Data Type Converting Functions¶

okk_bdc_fp32_to_int32¶

void okk_bdc_fp32_to_int32(local_addr_t dst_addr, local_addr_t src_addr, const dim4 *shape)

Convert the elements of the source tensor from int32 to fp32 by lookup table.

\[dst(n, c, h, w) = \mathbf{INT32}(src(n, c, h, w))\]

Parameters

Remarks

The destination and source tensors are in the 128-Byte Aligned Layout.
The data type of the source tensor is fp32, the data type of the destination tensor is int32.
The destination and source tensors start at the same NPU.
dst_addr and src_addr are divisible by 128.
shape->n, shape->h and shape->w are in [1, 65535], shape->c is in [1, 4095].

void okk_bdc_lookup_int32_to_fp32(local_addr_t dst_addr, local_addr_t src_addr, const dim4 *shape)

Convert the elements of the source tensor from int32 to fp32 by lookup table.

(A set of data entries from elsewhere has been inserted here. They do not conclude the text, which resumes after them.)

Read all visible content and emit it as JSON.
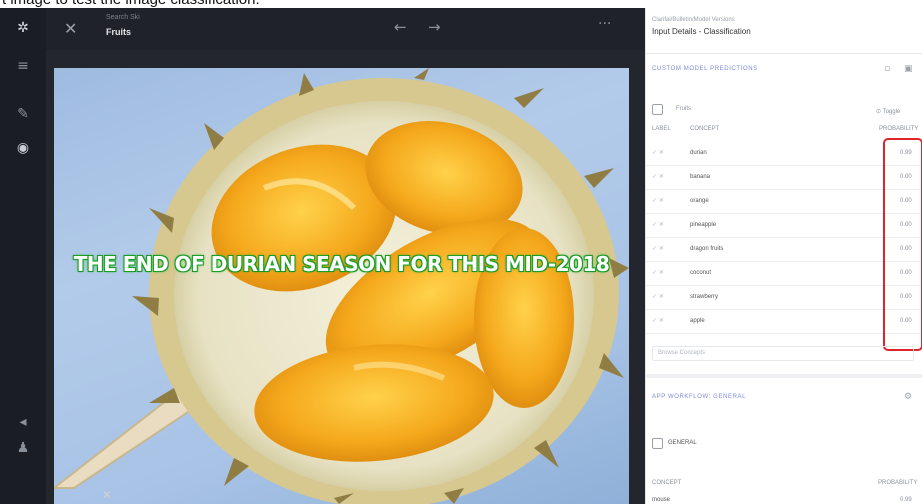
{
  "caption": "t image to test the image classification.",
  "topbar": {
    "subtitle": "Search Ski",
    "title": "Fruits",
    "back_icon": "←",
    "forward_icon": "→",
    "more_icon": "···",
    "close_icon": "✕"
  },
  "sidebar": {
    "icons": [
      "app-logo-icon",
      "menu-icon",
      "edit-icon",
      "eye-icon",
      "megaphone-icon",
      "user-icon"
    ]
  },
  "image": {
    "overlay_text": "THE END OF DURIAN SEASON FOR THIS MID-2018"
  },
  "panel": {
    "breadcrumb": "Clarifai/Bulletin/Model Versions",
    "title": "Input Details - Classification",
    "custom_section": {
      "title": "CUSTOM MODEL PREDICTIONS",
      "select_label": "Fruits",
      "toggle_label": "⊙ Toggle",
      "col_label": "LABEL",
      "col_concept": "CONCEPT",
      "col_prob": "PROBABILITY",
      "rows": [
        {
          "concept": "durian",
          "prob": "0.99"
        },
        {
          "concept": "banana",
          "prob": "0.00"
        },
        {
          "concept": "orange",
          "prob": "0.00"
        },
        {
          "concept": "pineapple",
          "prob": "0.00"
        },
        {
          "concept": "dragon fruits",
          "prob": "0.00"
        },
        {
          "concept": "coconut",
          "prob": "0.00"
        },
        {
          "concept": "strawberry",
          "prob": "0.00"
        },
        {
          "concept": "apple",
          "prob": "0.00"
        }
      ],
      "add_placeholder": "Browse Concepts"
    },
    "general_section": {
      "title": "APP WORKFLOW: GENERAL",
      "checkbox_label": "GENERAL",
      "col_concept": "CONCEPT",
      "col_prob": "PROBABILITY",
      "first_concept": "mouse",
      "first_prob": "0.99"
    }
  },
  "colors": {
    "sidebar_bg": "#1a1d23",
    "highlight": "#e0242c",
    "section_accent": "#7f8bd9"
  }
}
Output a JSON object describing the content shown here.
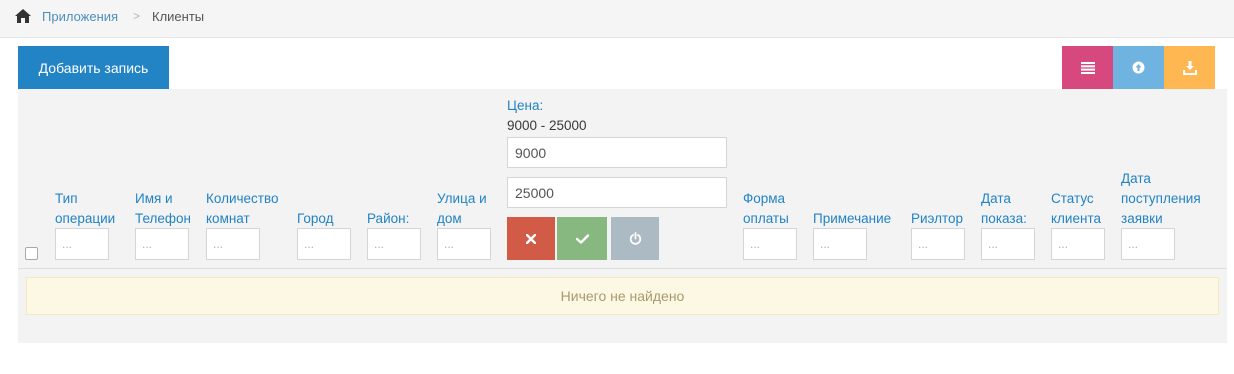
{
  "breadcrumb": {
    "home_icon": "home-icon",
    "items": [
      "Приложения",
      "Клиенты"
    ],
    "separator": ">"
  },
  "toolbar": {
    "add_label": "Добавить запись",
    "buttons": [
      {
        "icon": "list-icon",
        "color": "#d6487e"
      },
      {
        "icon": "upload-icon",
        "color": "#6fb3e0"
      },
      {
        "icon": "download-icon",
        "color": "#ffb752"
      }
    ]
  },
  "filters": {
    "placeholder": "...",
    "columns": [
      {
        "label_lines": [
          "Тип",
          "операции"
        ]
      },
      {
        "label_lines": [
          "Имя и",
          "Телефон"
        ]
      },
      {
        "label_lines": [
          "Количество",
          "комнат"
        ]
      },
      {
        "label_lines": [
          "Город"
        ]
      },
      {
        "label_lines": [
          "Район:"
        ]
      },
      {
        "label_lines": [
          "Улица и",
          "дом"
        ]
      },
      {
        "label_lines": [
          "Форма",
          "оплаты"
        ]
      },
      {
        "label_lines": [
          "Примечание"
        ]
      },
      {
        "label_lines": [
          "Риэлтор"
        ]
      },
      {
        "label_lines": [
          "Дата",
          "показа:"
        ]
      },
      {
        "label_lines": [
          "Статус",
          "клиента"
        ]
      },
      {
        "label_lines": [
          "Дата",
          "поступления",
          "заявки"
        ]
      }
    ],
    "price": {
      "label": "Цена:",
      "range": "9000 - 25000",
      "min_value": "9000",
      "max_value": "25000"
    },
    "actions": [
      {
        "icon": "close-icon",
        "color": "#d15b47"
      },
      {
        "icon": "check-icon",
        "color": "#87b87f"
      },
      {
        "icon": "power-icon",
        "color": "#abbac3"
      }
    ]
  },
  "table": {
    "empty_message": "Ничего не найдено"
  }
}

\[dst(n, c, h, w) = \mathbf{FP32}(src(n, c, h, w))\]

Parameters

Remarks

The destination and source tensors are in the 128-Byte Aligned Layout.
The data type of the source tensor is int32, the data type of the destination tensor is fp32.
The elements of the source tensor are in [-128, 127].
The destination and source tensors start at the same NPU.
dst_addr and src_addr are divisible by 128.
shape->n, shape->h and shape->w are in [1, 65535], shape->c is in [1, 4095].

void okk_bdc_4N_int8_to_fp32(local_addr_t dst_addr, local_addr_t src_addr, local_addr_t work_addr, const dim4 *shape, bool is_signed, bool is_aligned_layout)

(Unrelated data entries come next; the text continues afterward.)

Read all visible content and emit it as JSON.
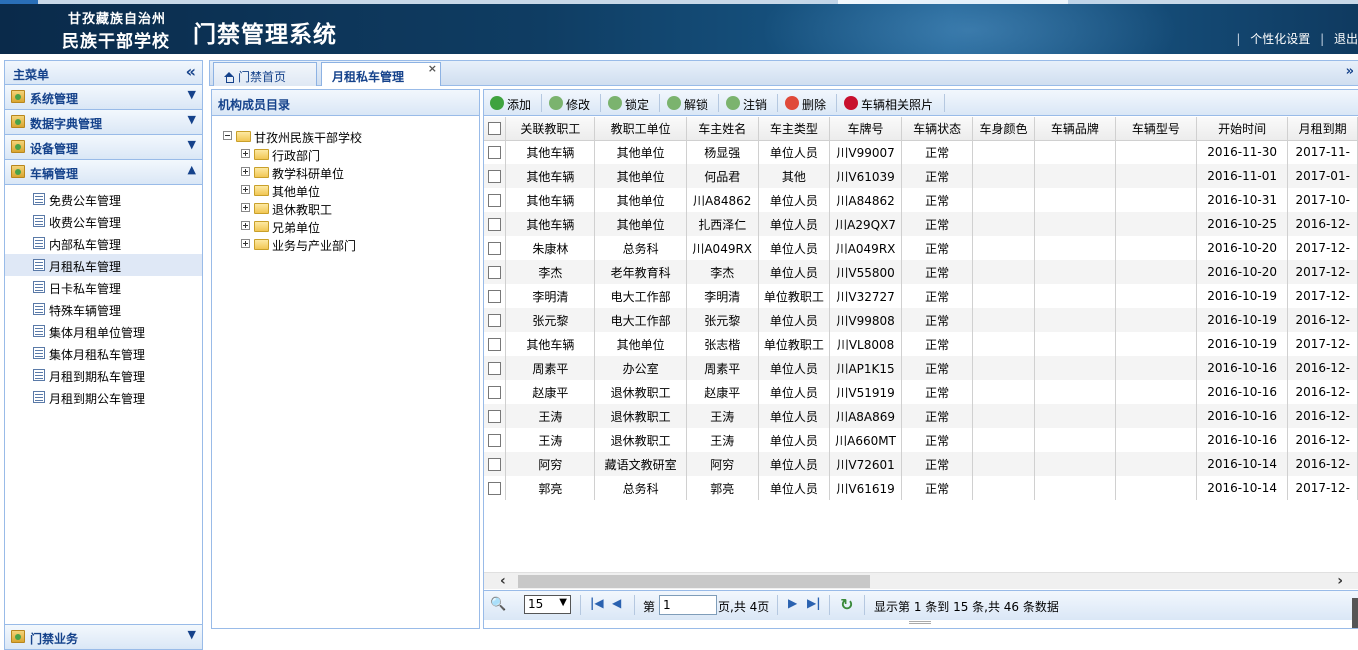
{
  "header": {
    "school_line1": "甘孜藏族自治州",
    "school_line2": "民族干部学校",
    "system_title": "门禁管理系统",
    "sep1": "|",
    "personal_settings": "个性化设置",
    "sep2": "|",
    "logout": "退出"
  },
  "sidebar": {
    "title": "主菜单",
    "collapse_icon": "«",
    "menus": [
      {
        "label": "系统管理",
        "arrow": "▼"
      },
      {
        "label": "数据字典管理",
        "arrow": "▼"
      },
      {
        "label": "设备管理",
        "arrow": "▼"
      },
      {
        "label": "车辆管理",
        "arrow": "▲"
      }
    ],
    "sub_items": [
      "免费公车管理",
      "收费公车管理",
      "内部私车管理",
      "月租私车管理",
      "日卡私车管理",
      "特殊车辆管理",
      "集体月租单位管理",
      "集体月租私车管理",
      "月租到期私车管理",
      "月租到期公车管理"
    ],
    "bottom_menu": {
      "label": "门禁业务",
      "arrow": "▼"
    }
  },
  "tabs": {
    "home": "门禁首页",
    "active": "月租私车管理",
    "close": "×",
    "more": "»"
  },
  "tree": {
    "title": "机构成员目录",
    "root": "甘孜州民族干部学校",
    "children": [
      "行政部门",
      "教学科研单位",
      "其他单位",
      "退休教职工",
      "兄弟单位",
      "业务与产业部门"
    ]
  },
  "toolbar": {
    "add": "添加",
    "edit": "修改",
    "lock": "锁定",
    "unlock": "解锁",
    "cancel": "注销",
    "delete": "删除",
    "photos": "车辆相关照片"
  },
  "table": {
    "columns": [
      "关联教职工",
      "教职工单位",
      "车主姓名",
      "车主类型",
      "车牌号",
      "车辆状态",
      "车身颜色",
      "车辆品牌",
      "车辆型号",
      "开始时间",
      "月租到期"
    ],
    "rows": [
      [
        "其他车辆",
        "其他单位",
        "杨显强",
        "单位人员",
        "川V99007",
        "正常",
        "",
        "",
        "",
        "2016-11-30",
        "2017-11-"
      ],
      [
        "其他车辆",
        "其他单位",
        "何品君",
        "其他",
        "川V61039",
        "正常",
        "",
        "",
        "",
        "2016-11-01",
        "2017-01-"
      ],
      [
        "其他车辆",
        "其他单位",
        "川A84862",
        "单位人员",
        "川A84862",
        "正常",
        "",
        "",
        "",
        "2016-10-31",
        "2017-10-"
      ],
      [
        "其他车辆",
        "其他单位",
        "扎西泽仁",
        "单位人员",
        "川A29QX7",
        "正常",
        "",
        "",
        "",
        "2016-10-25",
        "2016-12-"
      ],
      [
        "朱康林",
        "总务科",
        "川A049RX",
        "单位人员",
        "川A049RX",
        "正常",
        "",
        "",
        "",
        "2016-10-20",
        "2017-12-"
      ],
      [
        "李杰",
        "老年教育科",
        "李杰",
        "单位人员",
        "川V55800",
        "正常",
        "",
        "",
        "",
        "2016-10-20",
        "2017-12-"
      ],
      [
        "李明清",
        "电大工作部",
        "李明清",
        "单位教职工",
        "川V32727",
        "正常",
        "",
        "",
        "",
        "2016-10-19",
        "2017-12-"
      ],
      [
        "张元黎",
        "电大工作部",
        "张元黎",
        "单位人员",
        "川V99808",
        "正常",
        "",
        "",
        "",
        "2016-10-19",
        "2016-12-"
      ],
      [
        "其他车辆",
        "其他单位",
        "张志楷",
        "单位教职工",
        "川VL8008",
        "正常",
        "",
        "",
        "",
        "2016-10-19",
        "2017-12-"
      ],
      [
        "周素平",
        "办公室",
        "周素平",
        "单位人员",
        "川AP1K15",
        "正常",
        "",
        "",
        "",
        "2016-10-16",
        "2016-12-"
      ],
      [
        "赵康平",
        "退休教职工",
        "赵康平",
        "单位人员",
        "川V51919",
        "正常",
        "",
        "",
        "",
        "2016-10-16",
        "2016-12-"
      ],
      [
        "王涛",
        "退休教职工",
        "王涛",
        "单位人员",
        "川A8A869",
        "正常",
        "",
        "",
        "",
        "2016-10-16",
        "2016-12-"
      ],
      [
        "王涛",
        "退休教职工",
        "王涛",
        "单位人员",
        "川A660MT",
        "正常",
        "",
        "",
        "",
        "2016-10-16",
        "2016-12-"
      ],
      [
        "阿穷",
        "藏语文教研室",
        "阿穷",
        "单位人员",
        "川V72601",
        "正常",
        "",
        "",
        "",
        "2016-10-14",
        "2016-12-"
      ],
      [
        "郭亮",
        "总务科",
        "郭亮",
        "单位人员",
        "川V61619",
        "正常",
        "",
        "",
        "",
        "2016-10-14",
        "2017-12-"
      ]
    ]
  },
  "pager": {
    "page_size": "15",
    "page_prefix": "第",
    "page_value": "1",
    "page_suffix": "页,共 4页",
    "summary": "显示第 1 条到 15 条,共 46 条数据"
  }
}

Convert the elements of the source tensor from int8 or uint8 to fp32.

\[dst(n, c, h, w) = \mathbf{FP32}(src(n, c, h, w))\]

Parameters

dst_addr – Address of the destination tensor.
src_addr – Address of the source tensor.
work_addr – Address of the work tensor.
shape – Pointer to the shape of the destination, source and work tensors.
is_signed – Flag of the data type of the source tensor, true means int8, otherwise, uint8.
is_aligned_layout – Flag of the layout of the destination, source and work tensor, true means 128-Byte Aligned Layout, otherwise, Compact Layout.

Remarks

The destination, source and work tensors are in the 128-Byte Aligned Layout or Compact Layout simutanously.
The data type of the source and work tensors is int8 or uint8, the data type of the destination tensor is fp32.
The source and work tensors are in the 4N-mode.
The destination, source and work tensors start at the same NPU.
dst_addr, src_addr and work_addr are divisible by 4 and preferred by 128.
shape->n, shape->h and shape->w are in [1, 65535], shape->c is in [1, 4095].
The work tensor is a workspace to store temporary tensor with the same size as the source tensor, dst_addr = work_addr is not allowed.

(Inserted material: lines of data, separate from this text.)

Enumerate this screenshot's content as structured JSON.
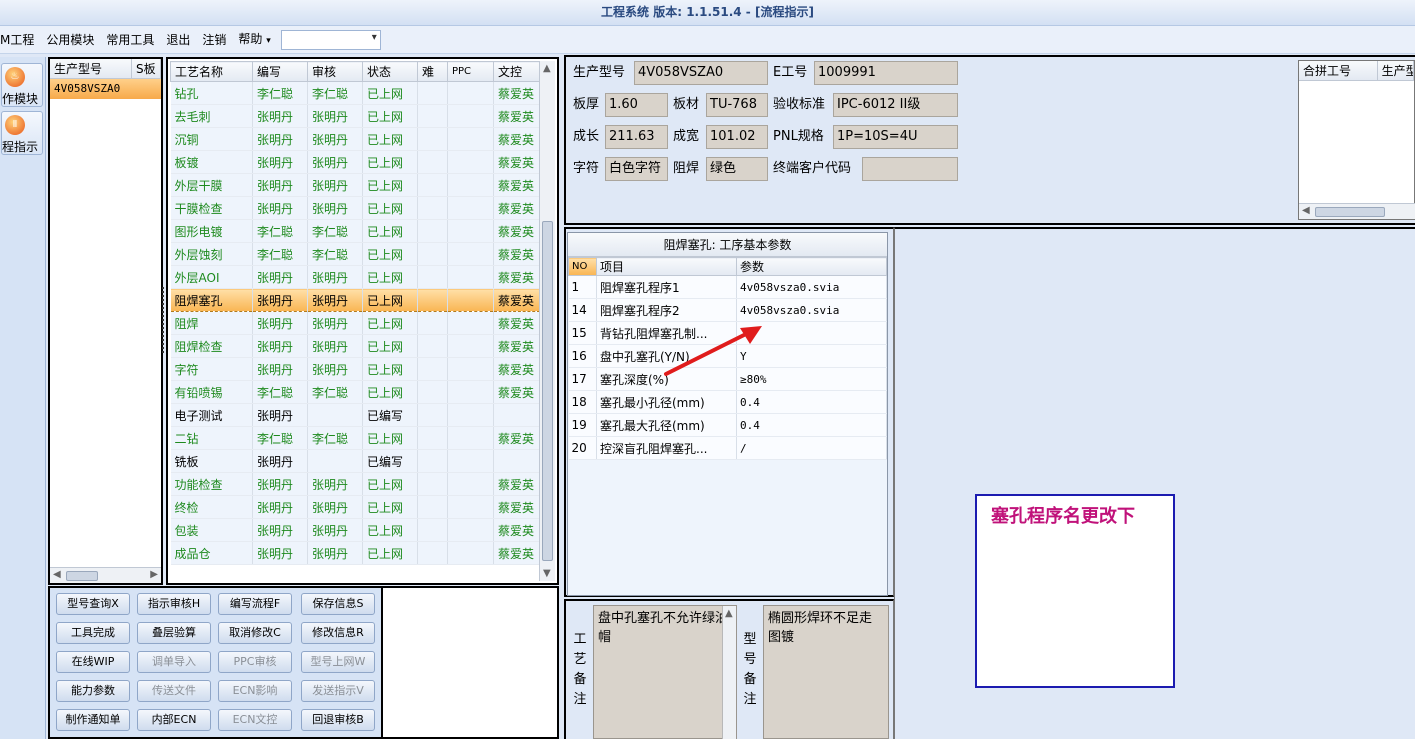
{
  "window": {
    "title": "工程系统   版本: 1.1.51.4 - [流程指示]"
  },
  "menu": [
    "M工程",
    "公用模块",
    "常用工具",
    "退出",
    "注销",
    "帮助"
  ],
  "nav": [
    {
      "label": "作模块"
    },
    {
      "label": "程指示"
    }
  ],
  "model_list": {
    "headers": [
      "生产型号",
      "S板"
    ],
    "rows": [
      "4V058VSZA0"
    ]
  },
  "process_table": {
    "headers": [
      "工艺名称",
      "编写",
      "审核",
      "状态",
      "难",
      "PPC",
      "文控"
    ],
    "rows": [
      [
        "钻孔",
        "李仁聪",
        "李仁聪",
        "已上网",
        "",
        "",
        "蔡爱英"
      ],
      [
        "去毛刺",
        "张明丹",
        "张明丹",
        "已上网",
        "",
        "",
        "蔡爱英"
      ],
      [
        "沉铜",
        "张明丹",
        "张明丹",
        "已上网",
        "",
        "",
        "蔡爱英"
      ],
      [
        "板镀",
        "张明丹",
        "张明丹",
        "已上网",
        "",
        "",
        "蔡爱英"
      ],
      [
        "外层干膜",
        "张明丹",
        "张明丹",
        "已上网",
        "",
        "",
        "蔡爱英"
      ],
      [
        "干膜检查",
        "张明丹",
        "张明丹",
        "已上网",
        "",
        "",
        "蔡爱英"
      ],
      [
        "图形电镀",
        "李仁聪",
        "李仁聪",
        "已上网",
        "",
        "",
        "蔡爱英"
      ],
      [
        "外层蚀刻",
        "李仁聪",
        "李仁聪",
        "已上网",
        "",
        "",
        "蔡爱英"
      ],
      [
        "外层AOI",
        "张明丹",
        "张明丹",
        "已上网",
        "",
        "",
        "蔡爱英"
      ],
      [
        "阻焊塞孔",
        "张明丹",
        "张明丹",
        "已上网",
        "",
        "",
        "蔡爱英"
      ],
      [
        "阻焊",
        "张明丹",
        "张明丹",
        "已上网",
        "",
        "",
        "蔡爱英"
      ],
      [
        "阻焊检查",
        "张明丹",
        "张明丹",
        "已上网",
        "",
        "",
        "蔡爱英"
      ],
      [
        "字符",
        "张明丹",
        "张明丹",
        "已上网",
        "",
        "",
        "蔡爱英"
      ],
      [
        "有铅喷锡",
        "李仁聪",
        "李仁聪",
        "已上网",
        "",
        "",
        "蔡爱英"
      ],
      [
        "电子测试",
        "张明丹",
        "",
        "已编写",
        "",
        "",
        ""
      ],
      [
        "二钻",
        "李仁聪",
        "李仁聪",
        "已上网",
        "",
        "",
        "蔡爱英"
      ],
      [
        "铣板",
        "张明丹",
        "",
        "已编写",
        "",
        "",
        ""
      ],
      [
        "功能检查",
        "张明丹",
        "张明丹",
        "已上网",
        "",
        "",
        "蔡爱英"
      ],
      [
        "终检",
        "张明丹",
        "张明丹",
        "已上网",
        "",
        "",
        "蔡爱英"
      ],
      [
        "包装",
        "张明丹",
        "张明丹",
        "已上网",
        "",
        "",
        "蔡爱英"
      ],
      [
        "成品仓",
        "张明丹",
        "张明丹",
        "已上网",
        "",
        "",
        "蔡爱英"
      ]
    ],
    "selected_index": 9
  },
  "buttons": [
    [
      "型号查询X",
      "指示审核H",
      "编写流程F",
      "保存信息S"
    ],
    [
      "工具完成",
      "叠层验算",
      "取消修改C",
      "修改信息R"
    ],
    [
      "在线WIP",
      "调单导入",
      "PPC审核",
      "型号上网W"
    ],
    [
      "能力参数",
      "传送文件",
      "ECN影响",
      "发送指示V"
    ],
    [
      "制作通知单",
      "内部ECN",
      "ECN文控",
      "回退审核B"
    ]
  ],
  "info": {
    "model_label": "生产型号",
    "model_value": "4V058VSZA0",
    "eno_label": "E工号",
    "eno_value": "1009991",
    "thick_label": "板厚",
    "thick_value": "1.60",
    "material_label": "板材",
    "material_value": "TU-768",
    "std_label": "验收标准",
    "std_value": "IPC-6012 II级",
    "len_label": "成长",
    "len_value": "211.63",
    "wid_label": "成宽",
    "wid_value": "101.02",
    "pnl_label": "PNL规格",
    "pnl_value": "1P=10S=4U",
    "char_label": "字符",
    "char_value": "白色字符",
    "mask_label": "阻焊",
    "mask_value": "绿色",
    "cust_label": "终端客户代码",
    "cust_value": ""
  },
  "merge_grid": {
    "headers": [
      "合拼工号",
      "生产型"
    ]
  },
  "param_grid": {
    "title": "阻焊塞孔: 工序基本参数",
    "headers": [
      "NO",
      "项目",
      "参数"
    ],
    "rows": [
      [
        "1",
        "阻焊塞孔程序1",
        "4v058vsza0.svia"
      ],
      [
        "14",
        "阻焊塞孔程序2",
        "4v058vsza0.svia"
      ],
      [
        "15",
        "背钻孔阻焊塞孔制...",
        ""
      ],
      [
        "16",
        "盘中孔塞孔(Y/N)",
        "Y"
      ],
      [
        "17",
        "塞孔深度(%)",
        "≥80%"
      ],
      [
        "18",
        "塞孔最小孔径(mm)",
        "0.4"
      ],
      [
        "19",
        "塞孔最大孔径(mm)",
        "0.4"
      ],
      [
        "20",
        "控深盲孔阻焊塞孔...",
        "/"
      ]
    ]
  },
  "annotation": {
    "text": "塞孔程序名更改下",
    "arrow_color": "#e01c1c",
    "text_color": "#c0127a",
    "box_color": "#1b1bb0"
  },
  "remarks": {
    "process_label": "工艺备注",
    "process_text": "盘中孔塞孔不允许绿油帽",
    "model_label": "型号备注",
    "model_text": "椭圆形焊环不足走图镀"
  }
}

void okk_bdc_int8_to_fp32(local_addr_t dst_addr, local_addr_t src_addr, local_addr_t work_addr, const dim4 *shape, bool is_signed, bool is_aligned_layout)

Convert the elements of the source tensor from int8 or uint8 to fp32.

\[dst(n, c, h, w) = \mathbf{FP32}(src(n, c, h, w))\]

Parameters

dst_addr – Address of the destination tensor.
src_addr – Address of the source tensor.
work_addr – Address of the work tensor.
shape – Pointer to the shape of the destination, source and work tensors.
is_signed – Flag of the data type of the source tensor, true means int8, otherwise, uint8.
is_aligned_layout – Flag of the layout of the destination, source and work tensor, true means 128-Byte Aligned Layout, otherwise, Compact Layout.

Remarks

The destination, source and work tensors are in the 128-Byte Aligned Layout or Compact Layout simutanously.
The data type of the source and work tensors is int8 or uint8, the data type of the destination tensor is fp32.
The destination, source and work tensors start at the same NPU.
dst_addr, src_addr and work_addr are divisible by 4 and preferred by 128.
shape->n, shape->h and shape->w are in [1, 65535], shape->c is in [1, 4095].
The work tensor is a workspace to store temporary tensor with the same size as the source tensor, dst_addr = work_addr is not allowed.
If the source and work tensors are in the Compact Layout, another restriction is required that C stride is ALIGN (shape->h * shape->w, 4) other than shape->h * shape->w, so the source and work tensors are in an approximate Compact Layout.